La décision des créanciers intervient après plusieurs mois de tensions financières pour le transporteur letton. Elle concerne les obligations en circulation et vise, d’après les informations publiées par FlightGlobal, à préserver les ressources disponibles ainsi que la continuité des opérations pendant la mise en œuvre d’une nouvelle trajectoire économique.
Les modalités détaillées des amendements approuvés n’ont pas pu être corroborées par une publication primaire accessible au moment de la rédaction. Leur adoption constitue néanmoins une nouvelle étape dans un processus engagé publiquement en juillet, lorsque la compagnie préparait une réunion de ses détenteurs d’obligations consacrée à son financement à court terme.
Une marge de manœuvre financière à court terme
Avant cette réunion, airBaltic avait indiqué rechercher un financement intermédiaire afin de disposer d’une plateforme financière plus stable pendant la révision de sa structure de capital. Le gouvernement letton avait parallèlement donné au ministère des Transports un mandat pour participer au vote des créanciers.
L’exécutif avait précisé que les discussions devaient notamment porter sur des solutions de financement et sur le report de paiements d’intérêts obligataires. L’objectif affiché était de soutenir la gestion de la liquidité durant l’application du nouveau plan d’affaires de la compagnie.

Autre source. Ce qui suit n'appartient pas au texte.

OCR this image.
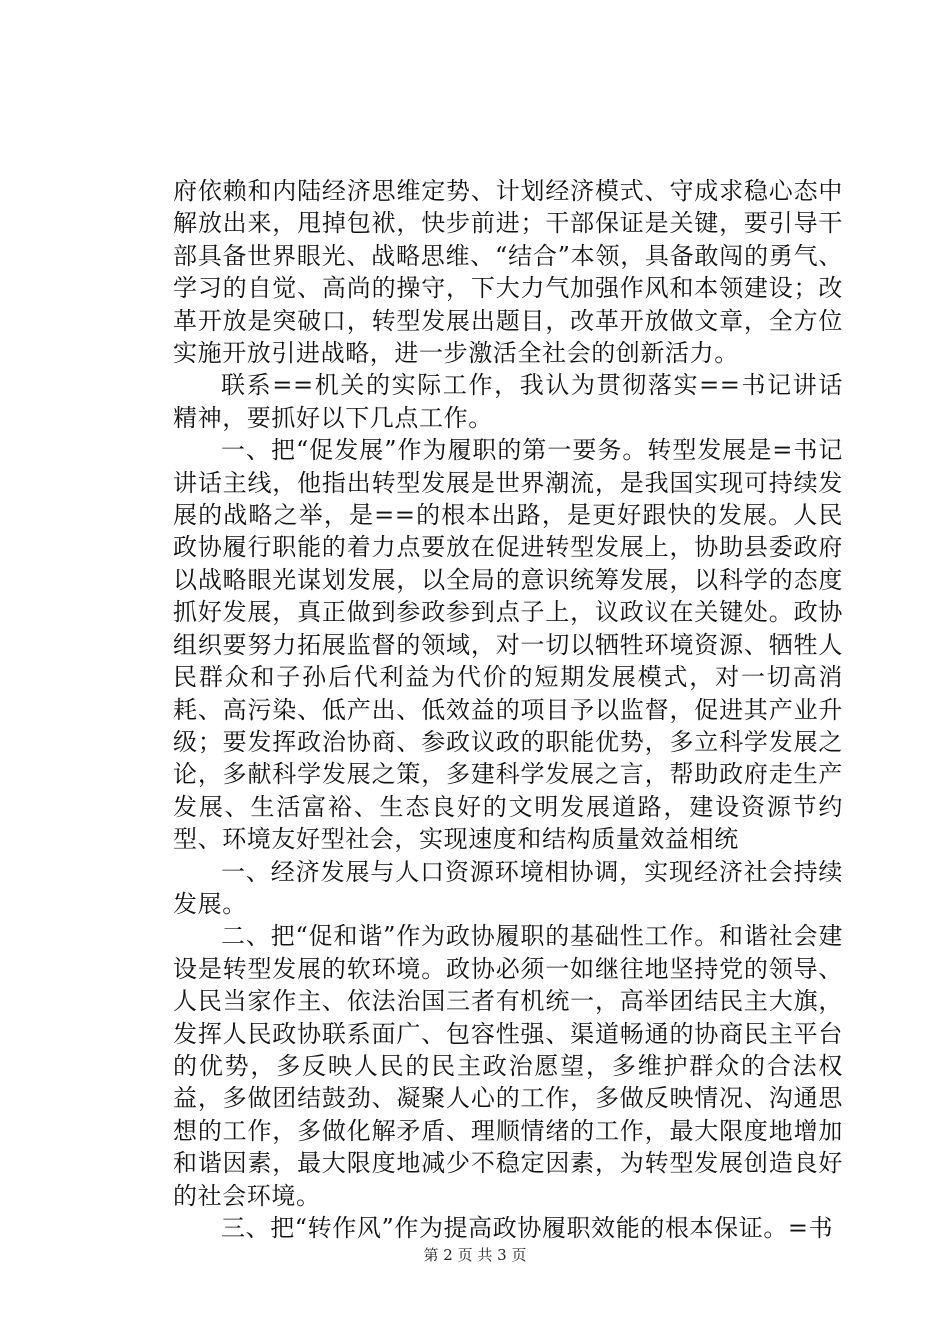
府依赖和内陆经济思维定势、计划经济模式、守成求稳心态中解放出来，甩掉包袱，快步前进；干部保证是关键，要引导干部具备世界眼光、战略思维、“结合”本领，具备敢闯的勇气、学习的自觉、高尚的操守，下大力气加强作风和本领建设；改革开放是突破口，转型发展出题目，改革开放做文章，全方位实施开放引进战略，进一步激活全社会的创新活力。

联系==机关的实际工作，我认为贯彻落实==书记讲话精神，要抓好以下几点工作。

一、把“促发展”作为履职的第一要务。转型发展是=书记讲话主线，他指出转型发展是世界潮流，是我国实现可持续发展的战略之举，是==的根本出路，是更好跟快的发展。人民政协履行职能的着力点要放在促进转型发展上，协助县委政府以战略眼光谋划发展，以全局的意识统筹发展，以科学的态度抓好发展，真正做到参政参到点子上，议政议在关键处。政协组织要努力拓展监督的领域，对一切以牺牲环境资源、牺牲人民群众和子孙后代利益为代价的短期发展模式，对一切高消耗、高污染、低产出、低效益的项目予以监督，促进其产业升级；要发挥政治协商、参政议政的职能优势，多立科学发展之论，多献科学发展之策，多建科学发展之言，帮助政府走生产发展、生活富裕、生态良好的文明发展道路，建设资源节约型、环境友好型社会，实现速度和结构质量效益相统

一、经济发展与人口资源环境相协调，实现经济社会持续发展。

二、把“促和谐”作为政协履职的基础性工作。和谐社会建设是转型发展的软环境。政协必须一如继往地坚持党的领导、人民当家作主、依法治国三者有机统一，高举团结民主大旗，发挥人民政协联系面广、包容性强、渠道畅通的协商民主平台的优势，多反映人民的民主政治愿望，多维护群众的合法权益，多做团结鼓劲、凝聚人心的工作，多做反映情况、沟通思想的工作，多做化解矛盾、理顺情绪的工作，最大限度地增加和谐因素，最大限度地减少不稳定因素，为转型发展创造良好的社会环境。

三、把“转作风”作为提高政协履职效能的根本保证。=书

第 2 页 共 3 页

L’accord désormais rapporté avec les créanciers ne règle donc pas, à lui seul, l’ensemble des besoins financiers d’airBaltic. Il doit surtout éviter que les échéances liées à la dette ne réduisent trop rapidement les liquidités disponibles, tandis que le transporteur cherche encore à sécuriser des ressources supplémentaires.
Une recapitalisation encore en attente
Le dossier reste lié à un projet plus large de recapitalisation, dont l’approbation et les conditions définitives ne sont pas encore établies publiquement. Cette opération doit accompagner une réorganisation de la compagnie et une réduction de la flotte exploitée, présentée comme l’un des leviers permettant d’adapter les coûts et les capacités.
Le gouvernement letton avait déjà approuvé, le 30 juillet, la mise en œuvre d’un nouveau plan d’affaires. Il avait alors souligné l’importance stratégique d’airBaltic pour les liaisons internationales de la Letton, tout en demandant que la stabilisation du transporteur repose sur des principes économiques soutenables.
Le calendrier financier reste serré. En avril, le Parlement letton avait autorisé un prêt public à court terme de 30 millions d’euros, remboursable en principal et intérêts au 31 août 2026. Les autorités avaient elles-mêmes reconnu le risque qu’un remboursement dans les délais soit impossible ou que d’autres solutions, comme une restructuration ou une conversion en capital, deviennent nécessaires.
Des opérations maintenues pendant la restructuration
airBaltic poursuit ses vols pendant ce processus. Les autorités lettones avaient indiqué fin juillet que le programme aérien prévu continuait d’être assuré, malgré les discussions portant sur la dette et le financement de la compagnie.
L’évolution du réseau et de la flotte dépendra toutefois de la version définitive du plan de restructuration ainsi que des capitaux qui pourront être mobilisés. L’accord des détenteurs d’obligations réduit une contrainte immédiate, mais le résultat de la recapitalisation restera déterminant pour la capacité d’airBaltic à stabiliser durablement ses finances.
À retenir
- Les créanciers obligataires d’airBaltic ont accepté des amendements destinés à préserver sa liquidité, selon FlightGlobal.
- La compagnie recherche toujours un financement intermédiaire et l’approbation de son plan de recapitalisation.
- Le Parlement letton avait autorisé en avril un prêt public à court terme de 30 millions d’euros, assorti d’une échéance au 31 août 2026.